Ketika Fian ingin menyetel DVD, menyalakan tombol lampu, mengambil kunci mobil dan barang-barang yang letaknya tinggi, dia mengambil kursi plastik tersebut dan mulai memanjatnya.
Khawatir kursi yang ringan itu terguling, Yanti melarang Fian memanjat. Fian kembali marah.
Saya memperhatikan hal itu, mengambil kursi besi kecil yang lebih berat dan stabil, dan membantu Fian belajar memanjat dengan stabil. Setelah berhasil, Fian memasukkan sendiri DVD ke player dan duduk menonton sambil tersenyum puas.
Saya berkata, "Fian, kalau mau manjat, ambil kursi yang ini aja ya..."
Fian pun mengangguk tanda mengerti :)

Kali lain, Fian meloncat-loncat di atas spring bed.
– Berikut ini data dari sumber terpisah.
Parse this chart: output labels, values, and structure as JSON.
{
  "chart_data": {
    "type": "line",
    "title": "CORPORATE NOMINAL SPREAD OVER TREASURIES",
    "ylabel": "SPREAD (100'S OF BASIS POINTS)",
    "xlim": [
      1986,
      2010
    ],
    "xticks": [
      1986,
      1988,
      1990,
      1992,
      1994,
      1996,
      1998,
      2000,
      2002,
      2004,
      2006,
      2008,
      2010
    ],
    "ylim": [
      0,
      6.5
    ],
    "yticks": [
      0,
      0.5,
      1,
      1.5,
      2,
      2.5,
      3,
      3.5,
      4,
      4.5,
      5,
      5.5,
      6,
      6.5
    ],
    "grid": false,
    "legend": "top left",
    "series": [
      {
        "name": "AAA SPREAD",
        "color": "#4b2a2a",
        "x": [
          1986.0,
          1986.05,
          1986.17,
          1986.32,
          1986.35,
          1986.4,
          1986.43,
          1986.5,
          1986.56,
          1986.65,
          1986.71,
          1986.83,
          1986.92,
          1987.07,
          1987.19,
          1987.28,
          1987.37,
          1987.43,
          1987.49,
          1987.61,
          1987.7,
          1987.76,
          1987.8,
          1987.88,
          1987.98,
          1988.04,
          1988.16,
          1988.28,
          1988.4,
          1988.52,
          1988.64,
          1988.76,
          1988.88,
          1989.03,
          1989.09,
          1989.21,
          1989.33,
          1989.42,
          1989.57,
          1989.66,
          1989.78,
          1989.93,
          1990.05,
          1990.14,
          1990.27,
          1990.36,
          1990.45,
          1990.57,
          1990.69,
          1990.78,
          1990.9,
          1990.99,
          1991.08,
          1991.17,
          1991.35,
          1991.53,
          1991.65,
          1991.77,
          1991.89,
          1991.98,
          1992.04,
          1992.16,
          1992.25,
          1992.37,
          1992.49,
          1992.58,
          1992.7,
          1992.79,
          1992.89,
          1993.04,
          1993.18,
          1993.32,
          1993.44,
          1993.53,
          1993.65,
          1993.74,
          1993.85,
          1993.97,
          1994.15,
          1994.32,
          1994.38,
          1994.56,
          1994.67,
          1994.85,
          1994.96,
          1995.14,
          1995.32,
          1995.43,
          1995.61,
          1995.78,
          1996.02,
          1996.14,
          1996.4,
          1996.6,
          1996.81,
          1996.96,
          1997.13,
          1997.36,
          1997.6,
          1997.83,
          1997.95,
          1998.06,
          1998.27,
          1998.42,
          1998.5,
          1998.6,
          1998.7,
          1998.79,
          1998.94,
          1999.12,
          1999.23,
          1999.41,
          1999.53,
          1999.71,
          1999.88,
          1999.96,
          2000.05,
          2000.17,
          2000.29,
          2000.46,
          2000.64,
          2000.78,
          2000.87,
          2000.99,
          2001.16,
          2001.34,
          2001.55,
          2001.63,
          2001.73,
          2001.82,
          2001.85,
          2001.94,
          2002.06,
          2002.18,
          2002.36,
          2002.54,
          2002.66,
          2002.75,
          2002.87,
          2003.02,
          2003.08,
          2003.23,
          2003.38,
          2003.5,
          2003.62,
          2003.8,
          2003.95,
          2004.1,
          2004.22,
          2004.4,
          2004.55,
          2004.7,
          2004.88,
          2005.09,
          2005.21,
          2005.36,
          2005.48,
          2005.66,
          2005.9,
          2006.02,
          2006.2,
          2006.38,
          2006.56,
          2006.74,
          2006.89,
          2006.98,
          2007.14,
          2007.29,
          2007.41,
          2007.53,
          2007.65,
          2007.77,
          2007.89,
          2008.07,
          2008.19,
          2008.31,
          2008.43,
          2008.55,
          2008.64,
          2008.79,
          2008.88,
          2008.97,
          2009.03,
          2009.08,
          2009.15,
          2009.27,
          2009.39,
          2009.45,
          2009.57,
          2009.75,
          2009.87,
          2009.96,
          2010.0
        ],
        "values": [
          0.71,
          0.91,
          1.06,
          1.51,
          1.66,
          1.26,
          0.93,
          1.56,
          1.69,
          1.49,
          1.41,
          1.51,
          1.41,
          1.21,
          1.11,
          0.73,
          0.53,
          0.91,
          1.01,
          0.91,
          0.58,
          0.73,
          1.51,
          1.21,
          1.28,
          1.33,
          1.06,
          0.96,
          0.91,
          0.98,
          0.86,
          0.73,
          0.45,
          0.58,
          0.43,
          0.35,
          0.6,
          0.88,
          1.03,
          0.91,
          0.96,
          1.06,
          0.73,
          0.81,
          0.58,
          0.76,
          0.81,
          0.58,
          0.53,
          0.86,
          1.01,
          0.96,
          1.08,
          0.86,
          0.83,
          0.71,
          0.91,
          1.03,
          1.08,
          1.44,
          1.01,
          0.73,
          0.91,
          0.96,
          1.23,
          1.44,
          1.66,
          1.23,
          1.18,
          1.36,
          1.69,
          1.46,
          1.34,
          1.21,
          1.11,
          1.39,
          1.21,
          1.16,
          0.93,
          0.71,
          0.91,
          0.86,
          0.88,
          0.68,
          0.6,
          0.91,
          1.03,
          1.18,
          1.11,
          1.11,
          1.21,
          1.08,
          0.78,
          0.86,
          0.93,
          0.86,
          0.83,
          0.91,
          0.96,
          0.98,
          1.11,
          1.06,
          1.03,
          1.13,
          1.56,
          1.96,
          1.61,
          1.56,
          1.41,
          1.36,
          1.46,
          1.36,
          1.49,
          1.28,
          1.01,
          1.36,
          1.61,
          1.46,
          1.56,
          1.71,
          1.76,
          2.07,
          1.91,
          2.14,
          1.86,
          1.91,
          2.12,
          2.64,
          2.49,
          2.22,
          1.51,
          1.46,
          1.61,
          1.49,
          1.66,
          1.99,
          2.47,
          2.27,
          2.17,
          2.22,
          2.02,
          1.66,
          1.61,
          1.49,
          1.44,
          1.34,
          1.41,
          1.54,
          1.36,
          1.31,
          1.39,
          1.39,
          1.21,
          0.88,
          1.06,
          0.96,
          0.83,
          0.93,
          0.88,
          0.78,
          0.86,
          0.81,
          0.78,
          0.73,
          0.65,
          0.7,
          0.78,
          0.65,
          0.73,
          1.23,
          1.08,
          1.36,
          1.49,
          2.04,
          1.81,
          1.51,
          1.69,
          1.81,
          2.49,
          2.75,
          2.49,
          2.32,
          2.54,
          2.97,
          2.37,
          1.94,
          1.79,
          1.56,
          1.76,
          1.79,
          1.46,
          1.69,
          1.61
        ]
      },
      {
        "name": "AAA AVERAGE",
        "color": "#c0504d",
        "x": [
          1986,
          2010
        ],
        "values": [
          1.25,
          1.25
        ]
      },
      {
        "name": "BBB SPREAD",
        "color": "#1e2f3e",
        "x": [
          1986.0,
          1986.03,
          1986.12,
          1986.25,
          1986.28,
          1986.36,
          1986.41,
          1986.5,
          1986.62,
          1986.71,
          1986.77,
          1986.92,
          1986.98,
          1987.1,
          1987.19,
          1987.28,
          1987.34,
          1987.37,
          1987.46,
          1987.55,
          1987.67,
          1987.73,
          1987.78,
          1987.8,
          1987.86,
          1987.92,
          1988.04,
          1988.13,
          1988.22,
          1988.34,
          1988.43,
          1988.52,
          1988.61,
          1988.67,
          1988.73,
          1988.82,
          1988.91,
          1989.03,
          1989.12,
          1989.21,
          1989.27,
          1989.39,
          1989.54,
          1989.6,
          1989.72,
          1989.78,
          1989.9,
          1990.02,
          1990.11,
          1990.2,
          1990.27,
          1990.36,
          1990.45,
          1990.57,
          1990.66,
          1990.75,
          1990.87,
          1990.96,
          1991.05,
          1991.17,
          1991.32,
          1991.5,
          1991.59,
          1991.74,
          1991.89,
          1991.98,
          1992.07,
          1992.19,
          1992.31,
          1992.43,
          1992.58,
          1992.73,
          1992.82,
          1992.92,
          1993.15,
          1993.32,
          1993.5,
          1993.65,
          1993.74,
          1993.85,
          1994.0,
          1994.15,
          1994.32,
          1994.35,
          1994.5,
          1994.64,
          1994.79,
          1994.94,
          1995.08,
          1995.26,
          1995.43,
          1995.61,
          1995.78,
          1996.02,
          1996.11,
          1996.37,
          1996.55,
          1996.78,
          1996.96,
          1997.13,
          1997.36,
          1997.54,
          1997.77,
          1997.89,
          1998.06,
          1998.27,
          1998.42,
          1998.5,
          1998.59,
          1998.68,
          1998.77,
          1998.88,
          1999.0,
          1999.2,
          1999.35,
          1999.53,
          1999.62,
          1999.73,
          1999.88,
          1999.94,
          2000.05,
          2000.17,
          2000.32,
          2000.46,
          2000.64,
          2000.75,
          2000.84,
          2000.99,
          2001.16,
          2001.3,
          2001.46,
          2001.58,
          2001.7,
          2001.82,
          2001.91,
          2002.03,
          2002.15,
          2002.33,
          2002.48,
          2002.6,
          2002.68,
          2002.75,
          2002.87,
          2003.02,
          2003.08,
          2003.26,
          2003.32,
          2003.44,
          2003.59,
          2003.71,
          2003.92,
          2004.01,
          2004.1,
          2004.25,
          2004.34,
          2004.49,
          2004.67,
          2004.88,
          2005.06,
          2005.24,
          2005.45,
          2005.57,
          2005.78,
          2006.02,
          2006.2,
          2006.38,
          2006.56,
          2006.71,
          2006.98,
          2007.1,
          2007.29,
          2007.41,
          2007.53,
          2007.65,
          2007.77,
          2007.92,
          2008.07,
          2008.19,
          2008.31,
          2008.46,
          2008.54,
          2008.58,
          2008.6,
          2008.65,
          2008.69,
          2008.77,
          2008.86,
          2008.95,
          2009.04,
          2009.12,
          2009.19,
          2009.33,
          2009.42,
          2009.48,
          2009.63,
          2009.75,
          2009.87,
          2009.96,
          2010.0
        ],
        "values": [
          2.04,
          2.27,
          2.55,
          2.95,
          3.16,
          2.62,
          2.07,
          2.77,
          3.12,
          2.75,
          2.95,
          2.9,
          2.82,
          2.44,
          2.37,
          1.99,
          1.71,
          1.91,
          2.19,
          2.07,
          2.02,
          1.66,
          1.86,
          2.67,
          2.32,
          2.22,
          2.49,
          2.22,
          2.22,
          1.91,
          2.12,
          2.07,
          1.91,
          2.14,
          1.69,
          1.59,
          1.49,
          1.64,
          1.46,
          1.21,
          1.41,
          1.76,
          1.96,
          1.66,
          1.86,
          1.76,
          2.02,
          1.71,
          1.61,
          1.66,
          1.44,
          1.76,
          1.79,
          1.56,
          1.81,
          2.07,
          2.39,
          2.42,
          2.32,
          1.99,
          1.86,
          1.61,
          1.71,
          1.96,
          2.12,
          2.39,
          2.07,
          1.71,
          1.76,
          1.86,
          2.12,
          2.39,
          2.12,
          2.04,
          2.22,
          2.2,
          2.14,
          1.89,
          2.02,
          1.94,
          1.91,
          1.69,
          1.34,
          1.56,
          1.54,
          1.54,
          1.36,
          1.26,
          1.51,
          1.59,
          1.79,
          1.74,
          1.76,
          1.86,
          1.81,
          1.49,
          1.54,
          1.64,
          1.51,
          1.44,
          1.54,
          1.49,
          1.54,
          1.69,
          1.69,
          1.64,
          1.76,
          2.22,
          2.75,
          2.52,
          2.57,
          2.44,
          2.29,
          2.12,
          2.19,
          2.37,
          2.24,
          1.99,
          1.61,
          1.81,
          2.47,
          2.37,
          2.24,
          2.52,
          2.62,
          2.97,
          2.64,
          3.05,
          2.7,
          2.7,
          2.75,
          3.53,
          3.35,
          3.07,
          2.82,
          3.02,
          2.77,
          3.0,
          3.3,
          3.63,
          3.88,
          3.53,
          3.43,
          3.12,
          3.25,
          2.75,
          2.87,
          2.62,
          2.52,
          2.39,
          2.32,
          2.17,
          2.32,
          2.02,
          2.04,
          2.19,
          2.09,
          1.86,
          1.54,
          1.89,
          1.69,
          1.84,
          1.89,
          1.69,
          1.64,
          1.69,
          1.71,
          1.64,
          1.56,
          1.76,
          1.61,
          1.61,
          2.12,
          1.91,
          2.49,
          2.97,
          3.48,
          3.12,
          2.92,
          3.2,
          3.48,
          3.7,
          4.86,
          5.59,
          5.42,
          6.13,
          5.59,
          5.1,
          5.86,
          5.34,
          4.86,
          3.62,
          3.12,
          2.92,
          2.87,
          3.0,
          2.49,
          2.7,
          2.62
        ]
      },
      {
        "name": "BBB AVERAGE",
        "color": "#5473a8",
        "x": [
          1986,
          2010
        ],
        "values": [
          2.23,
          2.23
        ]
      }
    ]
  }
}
Yanti melarang karena khawatir Fian terpental ke dinding atau ke lantai.
Mulai memahami karakter Fian yang tidak mau dilarang, saya berdiri di samping tempat tidur, memegang kedua sisi badannya di bawah ketiak selama Fian meloncat, dan sesekali memanfaatkan daya pegas spring bed dengan melambungkan Fian lebih tinggi.
Fian pun tertawa gembira karena bisa meloncat, saya pun tenang karena Fian aman dalam pegangan saya :)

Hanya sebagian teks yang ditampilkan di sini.